Swirl, Sniff, and Sip: Visiting With A Master Sommelier

There’s so much more to wine than just fermented grapes in a glass. Wine involves history, passion, and emotion. This past Monday evening, our M Street employees got the chance to learn from Master Sommelier Emmanuel Kemiji, taste his wine, and watch the Somm documentary.

 M Street employees are able to attend various events throughout the year

M Street employees are able to attend various events throughout the year

With just over 200 Master Sommeliers in the world, gaining the title Master Sommelier is the highest honor in the wine world. In order to achieve Master Sommelier status, one must pass the Master Sommelier exam, a test with one of the lowest pass rates in the world. The exam has three parts. The first part is theory, with verbal questions about wine region, laws, wine-making methods, etc. The second part is service, which mimics a restaurant serving atmosphere. The third part is tasting, in which the student must accurately describe and identify six different wines through taste.

 Master Sommeliers can tell the year, region, and type of wine just by tasting it

Master Sommeliers can tell the year, region, and type of wine just by tasting it

 

“Wine passes through our hands without having a lot of imprint on us,” Emmanuel Kemiji explained as he began his lecture. Wine tasting is an art, one that is incredibly difficult to master. Kemiji articulated his story on how he became a Master Sommelier and the challenges he faced. One of the most noteable takeaways we enjoyed hearing was Kemiji’s narrative of one of his mentors. Kemiji’s mentor told him to close his eyes whenever he takes the first bite of food or the first sip of wine. This helps with tasting the delicate ingredients in order to describe the intricate flavors.

 Master Sommelier Emmanuel Kemiji imparting knowledge on the M Street employees

Master Sommelier Emmanuel Kemiji imparting knowledge on the M Street employees

 

The first wine we tried during the tasting portion of Kemiji’s visit was a 2014 Pinot Noir Miura.
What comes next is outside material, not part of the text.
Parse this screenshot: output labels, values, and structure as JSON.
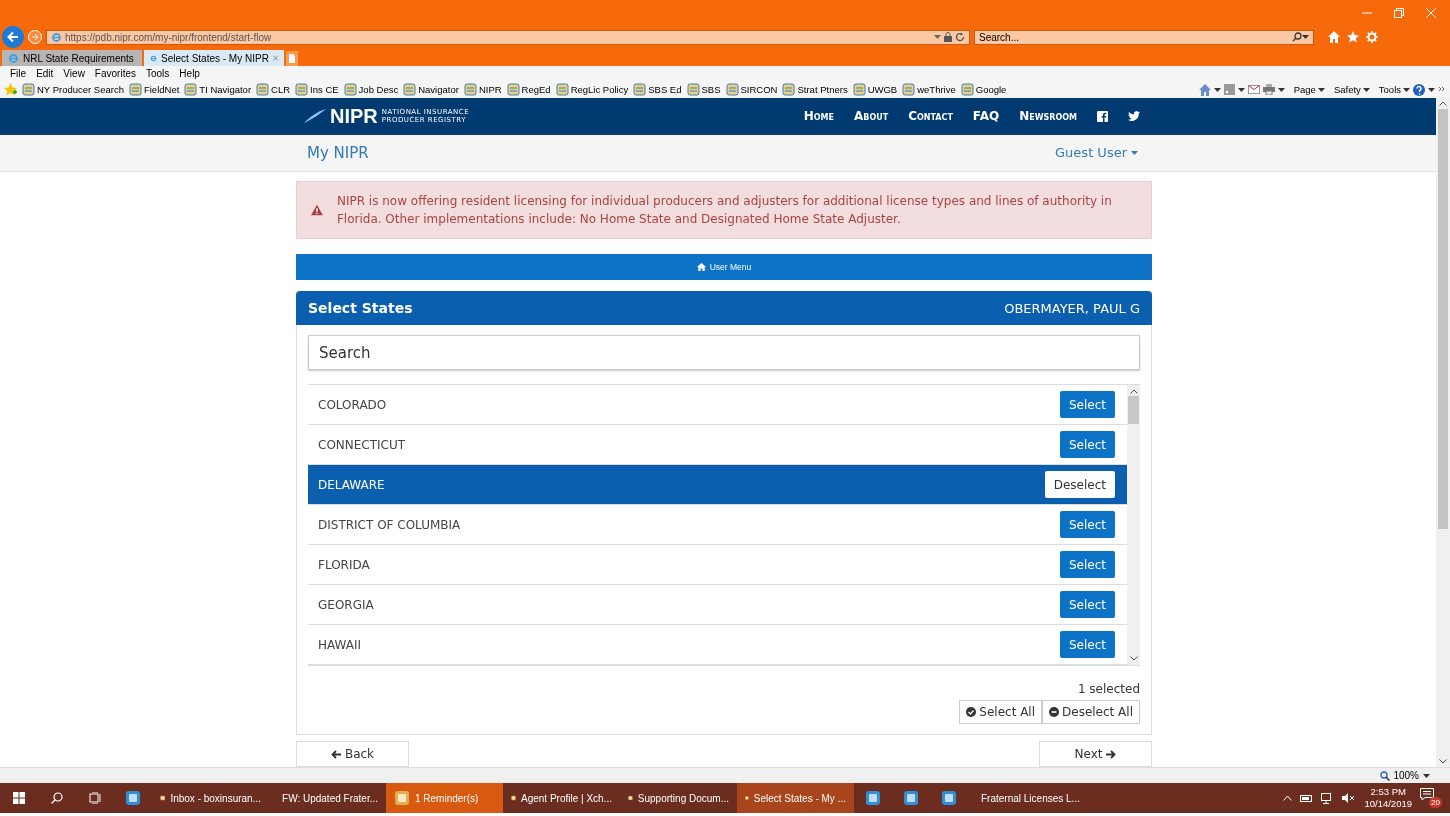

The name Miura is derived from Don Eduardo Miura, a famous fighting bull breeder in Spain. In Spain, Miura signifies nobility and power. The majority of the grapes for this Pinot Noir come from the Pisoni Vineyard in the Santa Lucia Highlands. It is full bodied, fruity, and round tasting.

 The tasting begins!

The tasting begins!

The second wine was a 2012 Pinot Noir from the Russian River Valley. This entry level Pinot Noir was smooth with a great depth of fruit.

 Employees taking tasting notes during the tasting

Employees taking tasting notes during the tasting

The third wine we tasted was Clos Pissara, Aristan from Montsant, Spain. This wine is a blend of 10-year old Grenache and Syrah. The vines grow from soil that is a mixture of clay and slate. The Grenache adds an aromatic, bright red fruit taste to the wine, while the Syrah adds a full and rustic flavor.

 Miura and Clos Pissara wine bottles

Miura and Clos Pissara wine bottles

With every sip we took, we became more entranced with the world of wine. After all, drinking wine is an engaging experience. overflowing with history and emotion.